19 Mart Direnişinin İmgeleri

Emin Çelik26 Nisan 2025

Son zamanlarda sokakta, meydanlarda, üniversitelerde gerçekleşen eylemlerde üretilen yeni görseller hepimizin dikkatini çekmiştir. Kimi zaman el yapımı bir pankartta, kimi zaman bir bedenin taşıdığı kostümde, kimi zaman da bir sesin yankısında… Bu görsellerin içinde sadece bir mesaj değil, bir çağrı, bir hafıza ve bir gelecek tahayyülü olduğunu gözlemleyebiliyoruz. Yönetmen Emre Yeksan’ın sosyal medyada yaptığı bir paylaşım ise bu düşüncelerimi daha da derinleştirdi. Yeksan, eylemlerde taşınan iki görseli (birinde Dev GenZ yazısı, diğerinde orak-çekiçli bir kurt figürü olan pankartlar) yorumlarken, bu görsellerin taşıdığı imgeleri tartışmaya açtı. Bir diğer çarpıcı deneyim ise Mimar Sinan Güzel Sanatlar Üniversitesi’nde kayyum rektör Handan İnci’nin yasağına karşı gerçekleştirilen “Direniş Balosu” oldu. Geleneksel olarak her yıl düzenlenen balo, bu yıl yasaklara karşı öğrencilerin yaratıcı tepkisiyle direniş temalı bir etkinliğe dönüştü. Baloda kullanılan imgeler (Gezi’den ilham alan afişler, bedenle kurulan teatral kompozisyonlar, eylemde kaybedilenlerin yüzlerini taşıyan görseller) bu sürecin yalnızca politik değil aynı zamanda estetik olarak da nasıl şekillendiğini gözler önüne serdi. Tüm bu deneyimler, beni Sefa Aslan’ın bir röportajındaki şu soruya götürdü: “Gezi direnişi kendi öznesini üretebilmişti, Saraçhane’deki kitle kendi direniş öznesini üretebilecek mi?” Ben ise bu soruyu biraz değiştirerek yeniden sormak istiyorum: Bugünün direnişi kendi imgesini üretebilecek mi?

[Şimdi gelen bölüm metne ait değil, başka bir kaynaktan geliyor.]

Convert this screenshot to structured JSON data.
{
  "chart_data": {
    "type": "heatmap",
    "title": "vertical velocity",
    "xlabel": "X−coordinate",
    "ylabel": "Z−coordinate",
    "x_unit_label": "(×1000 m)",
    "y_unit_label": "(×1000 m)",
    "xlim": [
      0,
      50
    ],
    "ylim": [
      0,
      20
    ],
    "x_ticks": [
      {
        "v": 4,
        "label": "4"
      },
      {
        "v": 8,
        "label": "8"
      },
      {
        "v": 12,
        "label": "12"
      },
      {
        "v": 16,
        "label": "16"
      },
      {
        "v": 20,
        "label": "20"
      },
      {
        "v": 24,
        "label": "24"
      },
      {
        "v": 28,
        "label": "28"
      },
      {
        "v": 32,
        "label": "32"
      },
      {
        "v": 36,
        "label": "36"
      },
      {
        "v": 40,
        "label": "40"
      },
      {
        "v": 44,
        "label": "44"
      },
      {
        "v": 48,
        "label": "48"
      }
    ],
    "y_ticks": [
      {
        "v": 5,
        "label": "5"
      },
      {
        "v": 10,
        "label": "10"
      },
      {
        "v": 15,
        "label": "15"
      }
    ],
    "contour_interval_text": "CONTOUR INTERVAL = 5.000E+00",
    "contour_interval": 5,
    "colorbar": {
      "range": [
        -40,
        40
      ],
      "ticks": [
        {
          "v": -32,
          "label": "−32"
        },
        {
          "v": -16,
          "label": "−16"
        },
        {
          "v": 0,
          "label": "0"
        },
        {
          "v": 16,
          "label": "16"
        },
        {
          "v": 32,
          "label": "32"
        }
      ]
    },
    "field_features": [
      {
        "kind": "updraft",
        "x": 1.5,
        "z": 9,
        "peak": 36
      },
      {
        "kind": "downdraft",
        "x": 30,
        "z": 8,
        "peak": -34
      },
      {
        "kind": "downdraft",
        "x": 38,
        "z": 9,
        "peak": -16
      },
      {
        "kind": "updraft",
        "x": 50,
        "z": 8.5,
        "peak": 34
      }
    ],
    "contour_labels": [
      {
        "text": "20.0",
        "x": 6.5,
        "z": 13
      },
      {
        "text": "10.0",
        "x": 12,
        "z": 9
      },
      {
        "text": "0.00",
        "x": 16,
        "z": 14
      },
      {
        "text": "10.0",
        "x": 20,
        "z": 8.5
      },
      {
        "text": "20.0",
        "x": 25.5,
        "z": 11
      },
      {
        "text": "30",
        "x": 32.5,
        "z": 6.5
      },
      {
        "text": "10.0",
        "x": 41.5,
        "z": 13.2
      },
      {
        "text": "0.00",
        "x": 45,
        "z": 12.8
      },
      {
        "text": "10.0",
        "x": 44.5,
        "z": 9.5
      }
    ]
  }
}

Bu soruya geçmeden önce, “imge” dediğimiz şeyin ne olduğuna daha yakından bakmak gerekiyor. İmge üzerine düşüncelerimin ve öğrendiklerimin Walter Benjamin’in Tarih Tezleri’nden ve Zeynep Sayın’ın imge derslerinden şekillendiğini başta belirtmeliyim. Peki nedir imge? Gündelik dilde sıkça kullandığımız bu sözcük, aslında düşündüğümüzden çok daha derin ve çok katmanlı bir anlam taşır. Etimolojik olarak “imge” sözcüğü, Latince imago kelimesinden gelir. Imago, bir şeyin dışsal görünümü, sureti ya da hayali anlamına gelir. Ancak Roma geleneğinde “imago” aynı zamanda ataların balmumundan yapılan yüz maskeleri için de kullanılırdı. Yani hem hatıra hem temsil hem de bir tür “hayatta kalma” biçimi olarak var olurdu. Zeynep Sayın’ın İmgenin Pornografisi adlı kitabında ve derslerinde sıkça belirttiği üzere, biz imgeyi genellikle indirgeriz. “Kitap imgesi”, “kalem imgesi” dediğimizde, imgeyi yalnızca nesneye, forma, yüzeye hapsederiz. Oysa imge, bir çağrıdır. Gözle görülmeyenin, dile dökülemeyenin taşıyıcısıdır. Bizi sadece bir şeye yönlendirmez; aynı zamanda bir duygulanıma, bir hafızaya, bir direnişe de sürükler. Walter Benjamin’in Tarih Kavramı Üzerine tezlerinde kullandığı meşhur “Angelus Novus” örneği burada yol gösterici olabilir. Paul Klee’nin bu resmindeki melek, geçmişin yıkıntılarına bakarken, rüzgâr tarafından geleceğe doğru savrulmaktadır. Melek ilerlemeyi değil, yıkımı ve kaybı görmektedir. Benjamin’in tarif ettiği bu tarihsel imge, bir çakışma anında belirir: geçmişin enkazıyla şimdinin telaşı arasındaki gerilimde. Yani imge dediğimiz şey “kalem imgesi” tamlamasındaki gibi bir zamanda sabitlenmez, o hem geçmişte hem gelecekte hem de bu andadır. İşte bu yüzden imgeler, Benjamin’e göre sadece temsil değil, bir tür hakikat açıklamasıdır. Aurası vardır. Aura, imgenin taşıdığı tekillik, mekâna ve zamana yerleşmiş deneyimdir. Bu anlamda imge, sadece bir görsel değil, bir politik olaydır. Zamanla çatışır, geçmişi bugüne çağırır. Ve tam da bu yüzden, devrimcidir. Aby Warburg’un Mnemosyne Atlası‘nda incelediği imgeler de benzer bir işlev taşır. Warburg, Rönesans tablolarından reklamlara kadar geniş bir yelpazede imgelerin nasıl dolaştığını, nasıl dönüştüğünü ve nasıl hayatta kaldığını gösterir. Ona göre imgeler sadece temsil etmez; aynı zamanda aktarır, yük taşır, hayatta kalır. Warburg’un Nachleben (hayatta kalım) kavramı, bir imgenin kendi tarihini nasıl sürdürdüğünü, yeniden nasıl canlandığını anlatır.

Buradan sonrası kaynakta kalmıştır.